Saltwater angling and shellfish harvesting…
Ocean Fishing, Bay Crabbing and Clamming:
* BOTTOM FISH Rough conditions kept anglers in port again over most of last week, even though the ocean remains open to bottom fishing at all depths. With (finally) good sea conditions on Saturday and Tuesday, fishermen out of Newport and Depoe Bay did quite well catching lingcod, yellowtail rockfish and blue rockfish. The sport cabezon season remains open because there is quota remaining and the season will likely stay open through December 31st.
* SALMON/HALIBUT/CRAB Closed offshore.
* RAZOR CLAMS Razor clamming is closed from the Oregon/California border to Heceta Head due to elevated levels of amnesic shellfish toxin (ASP) or domoic acid. All other Central Coast beaches remain open for razors. The next series of minus tides is November 21st-27th; unfortunately they all occur after dark. November Tide Tables.
* BAY CLAMS The best low tides are in the evenings or overnight for the remainder of the year, but even a +1.0’ or +2.0’ low can allow bay clamming opportunities, especially for purple varnish clams that are often found when the tide is as high as +4.0’. Sport clammers should be able to collect daily limits of cockles, gaper clams and butter clams from the popular sites in Siletz, Yaquina and Alsea Bays. For shellfish regs and identification, go here.
* CRAB Bay crabbing remains open year-round; and, in fact, the best months on the Central Coast are August through November! Ocean crabbing is closed.
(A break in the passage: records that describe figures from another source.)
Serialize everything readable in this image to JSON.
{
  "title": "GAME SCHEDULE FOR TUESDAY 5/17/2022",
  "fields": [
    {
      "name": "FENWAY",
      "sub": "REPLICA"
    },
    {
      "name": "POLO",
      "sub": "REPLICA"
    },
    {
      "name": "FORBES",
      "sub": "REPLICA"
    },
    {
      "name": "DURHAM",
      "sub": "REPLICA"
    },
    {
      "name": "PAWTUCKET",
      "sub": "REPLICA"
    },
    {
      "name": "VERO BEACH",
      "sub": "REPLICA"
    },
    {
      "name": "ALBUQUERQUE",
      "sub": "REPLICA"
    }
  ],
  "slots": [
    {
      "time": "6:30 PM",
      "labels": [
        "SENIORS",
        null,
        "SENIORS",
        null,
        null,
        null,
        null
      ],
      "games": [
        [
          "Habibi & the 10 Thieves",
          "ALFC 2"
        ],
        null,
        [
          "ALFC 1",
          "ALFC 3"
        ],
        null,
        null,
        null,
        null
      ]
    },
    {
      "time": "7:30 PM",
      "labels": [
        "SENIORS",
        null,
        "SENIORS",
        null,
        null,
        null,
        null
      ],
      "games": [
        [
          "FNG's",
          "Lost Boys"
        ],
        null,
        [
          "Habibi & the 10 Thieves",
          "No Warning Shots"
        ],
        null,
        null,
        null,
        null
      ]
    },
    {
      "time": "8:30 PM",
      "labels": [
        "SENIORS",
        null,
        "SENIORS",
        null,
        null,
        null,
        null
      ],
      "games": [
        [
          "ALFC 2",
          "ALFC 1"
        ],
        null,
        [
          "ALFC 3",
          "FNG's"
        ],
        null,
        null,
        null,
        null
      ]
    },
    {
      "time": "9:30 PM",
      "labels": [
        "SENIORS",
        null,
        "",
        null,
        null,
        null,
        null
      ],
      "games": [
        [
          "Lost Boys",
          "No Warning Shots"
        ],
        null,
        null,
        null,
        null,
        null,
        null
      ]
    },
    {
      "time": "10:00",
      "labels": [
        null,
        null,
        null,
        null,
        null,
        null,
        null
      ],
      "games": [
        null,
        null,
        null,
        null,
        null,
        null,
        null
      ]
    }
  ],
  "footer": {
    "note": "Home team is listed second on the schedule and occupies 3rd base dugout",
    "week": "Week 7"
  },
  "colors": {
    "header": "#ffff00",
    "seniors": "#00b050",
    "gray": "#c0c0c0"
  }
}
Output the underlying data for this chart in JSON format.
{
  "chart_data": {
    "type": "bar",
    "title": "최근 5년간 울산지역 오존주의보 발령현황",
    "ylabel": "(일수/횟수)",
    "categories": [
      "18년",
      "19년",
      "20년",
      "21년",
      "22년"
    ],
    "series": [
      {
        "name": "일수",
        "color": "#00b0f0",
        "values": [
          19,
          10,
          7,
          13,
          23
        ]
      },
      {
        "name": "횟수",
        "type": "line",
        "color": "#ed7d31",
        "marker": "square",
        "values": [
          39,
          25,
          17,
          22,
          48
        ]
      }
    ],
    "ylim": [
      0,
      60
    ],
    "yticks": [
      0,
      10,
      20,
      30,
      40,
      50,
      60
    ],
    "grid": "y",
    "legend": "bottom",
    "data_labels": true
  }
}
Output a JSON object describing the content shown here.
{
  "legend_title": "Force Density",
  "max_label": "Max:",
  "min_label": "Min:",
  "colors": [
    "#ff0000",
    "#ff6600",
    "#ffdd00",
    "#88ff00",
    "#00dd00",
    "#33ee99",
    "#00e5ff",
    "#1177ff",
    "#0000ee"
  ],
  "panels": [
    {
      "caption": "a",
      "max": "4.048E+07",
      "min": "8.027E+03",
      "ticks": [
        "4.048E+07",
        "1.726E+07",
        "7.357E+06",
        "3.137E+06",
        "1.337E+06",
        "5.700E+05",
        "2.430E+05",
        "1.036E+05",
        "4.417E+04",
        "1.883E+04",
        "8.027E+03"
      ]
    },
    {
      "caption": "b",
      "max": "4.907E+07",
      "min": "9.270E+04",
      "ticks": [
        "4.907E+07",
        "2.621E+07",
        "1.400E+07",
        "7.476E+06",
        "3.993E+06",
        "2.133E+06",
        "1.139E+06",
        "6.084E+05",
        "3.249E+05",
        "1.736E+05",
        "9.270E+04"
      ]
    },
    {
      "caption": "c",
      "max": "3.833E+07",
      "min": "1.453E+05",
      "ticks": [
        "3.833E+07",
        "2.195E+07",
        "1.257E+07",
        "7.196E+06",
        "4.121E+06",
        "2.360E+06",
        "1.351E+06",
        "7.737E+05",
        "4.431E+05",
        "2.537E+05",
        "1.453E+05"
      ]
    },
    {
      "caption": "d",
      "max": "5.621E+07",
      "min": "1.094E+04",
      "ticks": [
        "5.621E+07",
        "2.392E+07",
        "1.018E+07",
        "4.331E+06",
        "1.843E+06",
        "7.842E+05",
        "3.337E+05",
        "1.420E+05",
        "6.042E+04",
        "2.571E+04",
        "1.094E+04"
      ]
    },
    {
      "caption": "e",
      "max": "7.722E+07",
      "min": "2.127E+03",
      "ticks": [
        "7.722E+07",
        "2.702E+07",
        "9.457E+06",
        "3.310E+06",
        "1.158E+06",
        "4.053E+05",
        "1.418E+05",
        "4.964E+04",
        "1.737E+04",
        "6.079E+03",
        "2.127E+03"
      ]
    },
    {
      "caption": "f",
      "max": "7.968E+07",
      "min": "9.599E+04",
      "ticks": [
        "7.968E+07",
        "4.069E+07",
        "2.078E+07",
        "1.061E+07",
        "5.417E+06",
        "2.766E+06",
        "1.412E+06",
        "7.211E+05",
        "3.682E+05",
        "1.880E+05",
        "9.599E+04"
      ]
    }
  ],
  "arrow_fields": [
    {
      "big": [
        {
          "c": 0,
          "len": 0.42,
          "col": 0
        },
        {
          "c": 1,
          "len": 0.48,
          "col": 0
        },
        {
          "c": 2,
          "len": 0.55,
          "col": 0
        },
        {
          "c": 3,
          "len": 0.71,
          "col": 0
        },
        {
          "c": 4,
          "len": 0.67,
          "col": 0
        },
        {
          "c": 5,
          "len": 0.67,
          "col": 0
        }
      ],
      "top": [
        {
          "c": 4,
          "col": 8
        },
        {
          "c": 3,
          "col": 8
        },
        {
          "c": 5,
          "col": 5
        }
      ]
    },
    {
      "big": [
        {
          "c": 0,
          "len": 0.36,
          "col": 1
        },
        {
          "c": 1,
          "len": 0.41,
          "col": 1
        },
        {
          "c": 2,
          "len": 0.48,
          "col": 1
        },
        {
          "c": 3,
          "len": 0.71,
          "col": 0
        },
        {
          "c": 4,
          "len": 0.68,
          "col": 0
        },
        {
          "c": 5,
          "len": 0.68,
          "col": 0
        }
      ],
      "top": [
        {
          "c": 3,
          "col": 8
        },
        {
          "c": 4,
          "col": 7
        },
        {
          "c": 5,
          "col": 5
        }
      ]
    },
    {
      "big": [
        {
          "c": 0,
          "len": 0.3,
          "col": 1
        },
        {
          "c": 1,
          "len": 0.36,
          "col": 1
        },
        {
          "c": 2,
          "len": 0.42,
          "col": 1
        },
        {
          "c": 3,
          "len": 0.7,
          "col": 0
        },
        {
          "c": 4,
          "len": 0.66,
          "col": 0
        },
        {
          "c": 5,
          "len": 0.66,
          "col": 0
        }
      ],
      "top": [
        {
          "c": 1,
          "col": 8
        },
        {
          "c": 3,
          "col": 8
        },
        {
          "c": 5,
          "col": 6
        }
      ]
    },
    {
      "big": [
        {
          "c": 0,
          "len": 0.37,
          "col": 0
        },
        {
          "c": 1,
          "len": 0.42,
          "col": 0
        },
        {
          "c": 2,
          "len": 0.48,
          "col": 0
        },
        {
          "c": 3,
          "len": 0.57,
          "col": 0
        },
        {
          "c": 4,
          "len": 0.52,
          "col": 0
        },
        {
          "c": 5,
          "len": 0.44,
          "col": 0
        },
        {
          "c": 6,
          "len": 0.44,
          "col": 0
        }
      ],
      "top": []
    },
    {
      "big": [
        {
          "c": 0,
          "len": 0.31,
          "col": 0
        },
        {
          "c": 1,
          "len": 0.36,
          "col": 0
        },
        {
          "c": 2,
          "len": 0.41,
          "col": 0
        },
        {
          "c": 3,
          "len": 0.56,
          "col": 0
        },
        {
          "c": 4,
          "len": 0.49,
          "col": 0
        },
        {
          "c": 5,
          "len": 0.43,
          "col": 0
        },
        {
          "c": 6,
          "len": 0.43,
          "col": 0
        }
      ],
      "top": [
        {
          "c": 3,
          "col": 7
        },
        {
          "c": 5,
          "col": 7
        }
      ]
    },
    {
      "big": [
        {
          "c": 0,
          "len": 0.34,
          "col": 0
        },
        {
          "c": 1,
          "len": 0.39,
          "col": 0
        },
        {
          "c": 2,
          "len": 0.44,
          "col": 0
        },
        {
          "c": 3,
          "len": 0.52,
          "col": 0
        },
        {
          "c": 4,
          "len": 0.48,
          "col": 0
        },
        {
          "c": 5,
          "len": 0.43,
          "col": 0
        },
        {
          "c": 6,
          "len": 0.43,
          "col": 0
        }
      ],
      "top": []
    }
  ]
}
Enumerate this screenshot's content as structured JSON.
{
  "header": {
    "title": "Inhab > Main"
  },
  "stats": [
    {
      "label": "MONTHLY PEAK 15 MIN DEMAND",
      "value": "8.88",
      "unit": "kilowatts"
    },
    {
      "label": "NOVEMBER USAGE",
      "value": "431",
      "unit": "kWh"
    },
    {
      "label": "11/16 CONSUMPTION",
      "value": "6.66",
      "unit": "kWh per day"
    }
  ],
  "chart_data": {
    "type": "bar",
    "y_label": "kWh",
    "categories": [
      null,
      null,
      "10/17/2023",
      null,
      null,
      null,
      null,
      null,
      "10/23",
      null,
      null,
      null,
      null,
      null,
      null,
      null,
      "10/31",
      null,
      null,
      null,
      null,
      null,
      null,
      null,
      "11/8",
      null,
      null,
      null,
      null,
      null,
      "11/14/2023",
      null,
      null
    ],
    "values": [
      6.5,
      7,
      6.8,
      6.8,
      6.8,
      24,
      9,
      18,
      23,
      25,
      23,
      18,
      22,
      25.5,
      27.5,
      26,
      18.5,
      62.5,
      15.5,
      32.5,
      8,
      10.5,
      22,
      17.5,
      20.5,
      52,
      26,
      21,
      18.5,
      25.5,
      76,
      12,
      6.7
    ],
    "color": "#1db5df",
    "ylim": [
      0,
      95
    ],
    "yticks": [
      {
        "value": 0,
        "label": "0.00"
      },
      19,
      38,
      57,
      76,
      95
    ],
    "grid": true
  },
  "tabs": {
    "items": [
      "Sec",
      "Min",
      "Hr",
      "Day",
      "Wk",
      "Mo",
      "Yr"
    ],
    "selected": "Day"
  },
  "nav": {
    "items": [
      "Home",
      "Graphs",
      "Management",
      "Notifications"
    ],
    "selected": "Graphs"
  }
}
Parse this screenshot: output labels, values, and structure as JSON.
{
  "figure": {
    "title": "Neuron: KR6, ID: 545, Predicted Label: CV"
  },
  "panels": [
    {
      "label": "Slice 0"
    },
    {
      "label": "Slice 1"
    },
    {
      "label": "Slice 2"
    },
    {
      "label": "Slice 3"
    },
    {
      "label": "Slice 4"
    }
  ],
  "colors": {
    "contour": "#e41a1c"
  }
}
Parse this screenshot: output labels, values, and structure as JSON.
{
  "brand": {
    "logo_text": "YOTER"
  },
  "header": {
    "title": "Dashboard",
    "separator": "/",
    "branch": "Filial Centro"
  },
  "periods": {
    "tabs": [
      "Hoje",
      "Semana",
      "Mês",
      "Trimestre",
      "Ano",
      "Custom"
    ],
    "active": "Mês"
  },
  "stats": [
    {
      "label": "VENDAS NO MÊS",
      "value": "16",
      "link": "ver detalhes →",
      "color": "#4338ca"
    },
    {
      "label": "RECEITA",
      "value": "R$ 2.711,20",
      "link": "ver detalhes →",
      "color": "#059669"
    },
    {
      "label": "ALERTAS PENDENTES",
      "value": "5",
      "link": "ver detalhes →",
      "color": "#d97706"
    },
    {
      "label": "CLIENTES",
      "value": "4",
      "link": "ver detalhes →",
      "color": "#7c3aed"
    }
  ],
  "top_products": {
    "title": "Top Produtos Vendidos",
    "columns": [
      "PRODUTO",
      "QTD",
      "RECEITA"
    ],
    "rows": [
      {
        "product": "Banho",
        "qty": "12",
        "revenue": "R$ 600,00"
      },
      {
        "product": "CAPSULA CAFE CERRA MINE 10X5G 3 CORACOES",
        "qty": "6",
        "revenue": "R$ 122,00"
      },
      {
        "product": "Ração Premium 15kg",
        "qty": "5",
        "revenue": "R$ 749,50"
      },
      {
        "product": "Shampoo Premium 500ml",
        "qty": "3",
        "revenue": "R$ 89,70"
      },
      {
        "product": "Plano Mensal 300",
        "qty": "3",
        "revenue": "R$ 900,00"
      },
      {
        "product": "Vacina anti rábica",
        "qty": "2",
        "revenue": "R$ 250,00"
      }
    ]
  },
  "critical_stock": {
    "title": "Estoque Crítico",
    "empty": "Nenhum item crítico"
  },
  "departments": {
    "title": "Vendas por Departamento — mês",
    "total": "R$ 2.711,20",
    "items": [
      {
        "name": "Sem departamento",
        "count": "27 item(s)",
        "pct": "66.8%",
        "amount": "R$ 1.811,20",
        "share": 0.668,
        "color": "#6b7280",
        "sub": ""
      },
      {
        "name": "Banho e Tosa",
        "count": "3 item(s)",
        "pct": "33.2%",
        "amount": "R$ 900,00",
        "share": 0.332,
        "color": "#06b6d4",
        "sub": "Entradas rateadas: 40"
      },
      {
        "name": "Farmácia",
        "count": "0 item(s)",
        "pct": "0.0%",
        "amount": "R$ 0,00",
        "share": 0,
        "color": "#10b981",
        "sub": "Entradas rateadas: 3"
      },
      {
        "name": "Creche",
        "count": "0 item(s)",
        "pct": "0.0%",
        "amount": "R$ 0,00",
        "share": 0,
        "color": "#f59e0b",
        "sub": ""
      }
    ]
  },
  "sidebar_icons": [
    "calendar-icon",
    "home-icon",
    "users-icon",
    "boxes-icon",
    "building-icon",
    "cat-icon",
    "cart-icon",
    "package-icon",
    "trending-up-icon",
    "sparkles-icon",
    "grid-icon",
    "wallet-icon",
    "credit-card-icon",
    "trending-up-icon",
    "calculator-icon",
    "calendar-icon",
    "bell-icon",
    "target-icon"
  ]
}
Commercial Fishing: Rough conditions have kept most boats off the ocean again this past week. The fleet is gearing up for commercial crab season, which opens in December. Operation Safe Crab is a coordinated effort to protect fishermen in the Oregon and Washington Dungeness Crab Fishery. Many unsafe conditions can be detected and corrected at the dock prior to a vessel getting underway. Fishing vessel safety examiners will be conducting voluntary safety checks and dockside examinations in Newport, November 24th-26th.
Fore-Cast: River, lake and bay fishermen will face typical November weather with rain some days, showers others, and an occasional sunny and crisp outing. Offshore, you’ll have to keep an eye open for weather windows. Over the next several days, expect E to SE winds 10-15 knots gusting 20 and swells 6-7 feet. There are no serious storms looming in the extended outlook. Always check the latest Bar Reports before you venture offshore.
Notices to Mariners… None this week.
Fishin’ with Chris does not come with a warranty but, fortunately, the worst day fishing is still better than the best day working. Information is supplied by the Oregon Department of Fish & Wildlife, NOAA, and local fishermen. So… don’t blame me!